The big problem with making murders disappear (apart from it being illegal and immoral) is that, compared to other crimes, it’s much more likely that you’ll be caught. For example, Patrick Walker was found injured and unresponsive in a crashed automobile, taken to a hospital where he died, then during an autopsy they found a gunshot wound in his head and a bullet casing in the back seat of the car. Owing to the fact that he was clearly shot and killed, this was filed on his death certificate as a murder. But the Chicago Police Department has classified the case as a death investigation, making it disappear from their stats.

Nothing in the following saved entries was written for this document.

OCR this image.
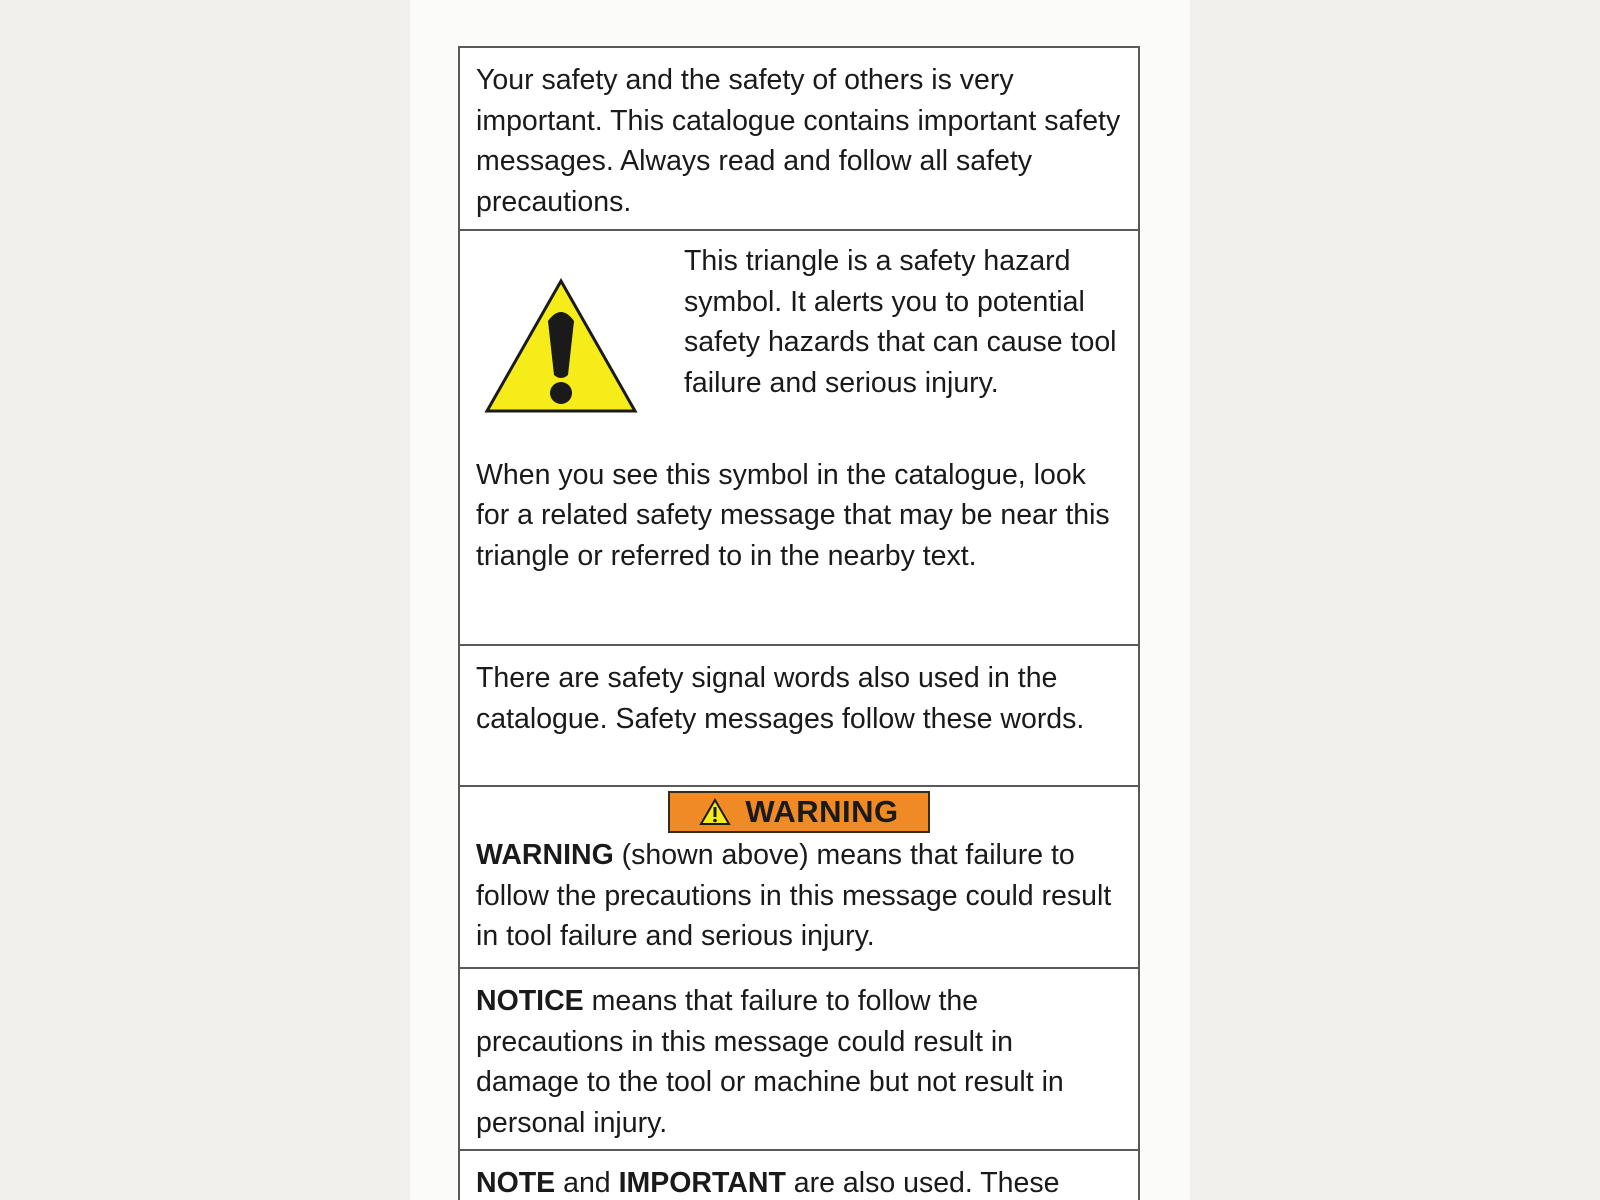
Your safety and the safety of others is very important. This catalogue contains important safety messages. Always read and follow all safety precautions.

This triangle is a safety hazard symbol. It alerts you to potential safety hazards that can cause tool failure and serious injury.

When you see this symbol in the catalogue, look for a related safety message that may be near this triangle or referred to in the nearby text.

There are safety signal words also used in the catalogue. Safety messages follow these words.

WARNING

WARNING (shown above) means that failure to follow the precautions in this message could result in tool failure and serious injury.

NOTICE means that failure to follow the precautions in this message could result in damage to the tool or machine but not result in personal injury.

NOTE and IMPORTANT are also used. These
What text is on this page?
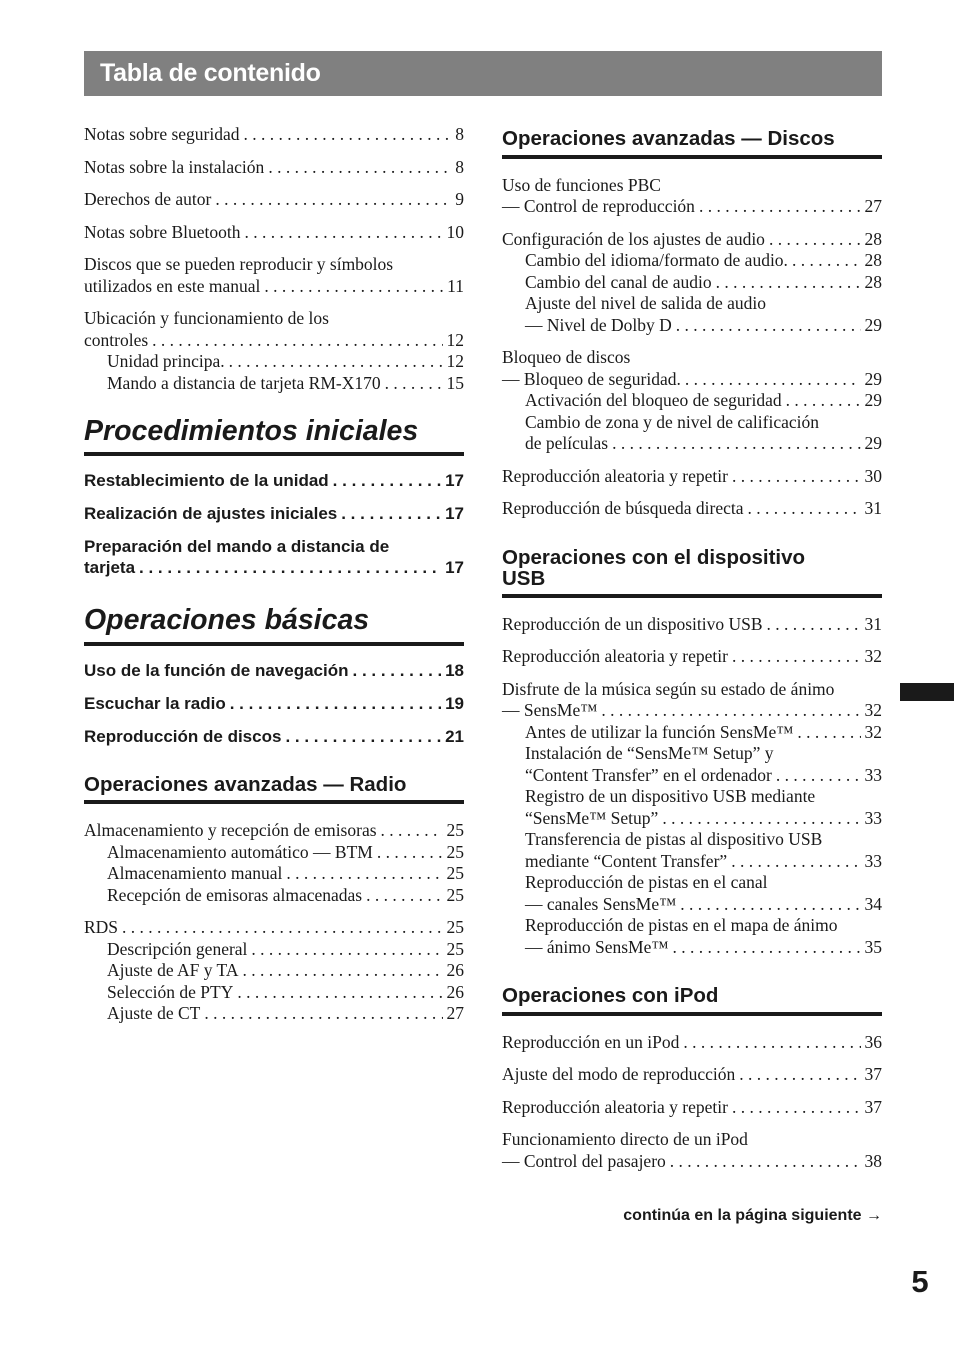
Tabla de contenido
Notas sobre seguridad . . .	8
Notas sobre la instalación . . .	8
Derechos de autor . . .	9
Notas sobre Bluetooth . . .	10
Discos que se pueden reproducir y símbolos
utilizados en este manual . . .	11
Ubicación y funcionamiento de los
controles . . .	12
Unidad principa. . . .	12
Mando a distancia de tarjeta RM-X170 . . .	15
Procedimientos iniciales
Restablecimiento de la unidad . . .	17
Realización de ajustes iniciales . . .	17
Preparación del mando a distancia de
tarjeta . . .	17
Operaciones básicas
Uso de la función de navegación . . .	18
Escuchar la radio . . .	19
Reproducción de discos . . .	21
Operaciones avanzadas — Radio
Almacenamiento y recepción de emisoras . . .	25
Almacenamiento automático — BTM . . .	25
Almacenamiento manual . . .	25
Recepción de emisoras almacenadas . . .	25
RDS . . .	25
Descripción general . . .	25
Ajuste de AF y TA . . .	26
Selección de PTY . . .	26
Ajuste de CT . . .	27
Operaciones avanzadas — Discos
Uso de funciones PBC
— Control de reproducción . . .	27
Configuración de los ajustes de audio . . .	28
Cambio del idioma/formato de audio. . . .	28
Cambio del canal de audio . . .	28
Ajuste del nivel de salida de audio
— Nivel de Dolby D . . .	29
Bloqueo de discos
— Bloqueo de seguridad. . . .	29
Activación del bloqueo de seguridad . . .	29
Cambio de zona y de nivel de calificación
de películas . . .	29
Reproducción aleatoria y repetir . . .	30
Reproducción de búsqueda directa . . .	31
Operaciones con el dispositivo
USB
Reproducción de un dispositivo USB . . .	31
Reproducción aleatoria y repetir . . .	32
Disfrute de la música según su estado de ánimo
— SensMe™ . . .	32
Antes de utilizar la función SensMe™ . . .	32
Instalación de “SensMe™ Setup” y
“Content Transfer” en el ordenador . . .	33
Registro de un dispositivo USB mediante
“SensMe™ Setup” . . .	33
Transferencia de pistas al dispositivo USB
mediante “Content Transfer” . . .	33
Reproducción de pistas en el canal
— canales SensMe™ . . .	34
Reproducción de pistas en el mapa de ánimo
— ánimo SensMe™ . . .	35
Operaciones con iPod
Reproducción en un iPod . . .	36
Ajuste del modo de reproducción . . .	37
Reproducción aleatoria y repetir . . .	37
Funcionamiento directo de un iPod
— Control del pasajero . . .	38
continúa en la página siguiente →
5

Since murders leave bodies and bodies leave paper trails, it is possible for journalists like Bernstein and Isackson to catch the cops in the act in a way that’s not possible for lesser crimes.

But what the people I spoke to over a decade ago weren’t really thinking about — and what I should have thought about in the intervening years — was the collapse of locally focused reporting and time-consuming investigative journalism. As locally based journalism declines, local corruption is easier to get away with (see Glentzkow, Glaeser, and Goldin and Campante and Do for some more rigorous looks at this) and there’s less and less we can trust.

As best as one can tell, the truth about the Chicago murder stats doesn’t actually change the broad picture — the murder is rate has fallen a lot in the past 25 years, but not as steeply as in other major American cities — but the lying about the stats has serious human consequences. Among other things, as Bernstein and Isackson write, when a murder isn’t classified as a murder it doesn’t get investigated like a murder. So the effort make the fight against crime look more successful can end up making it easier to get away with murder.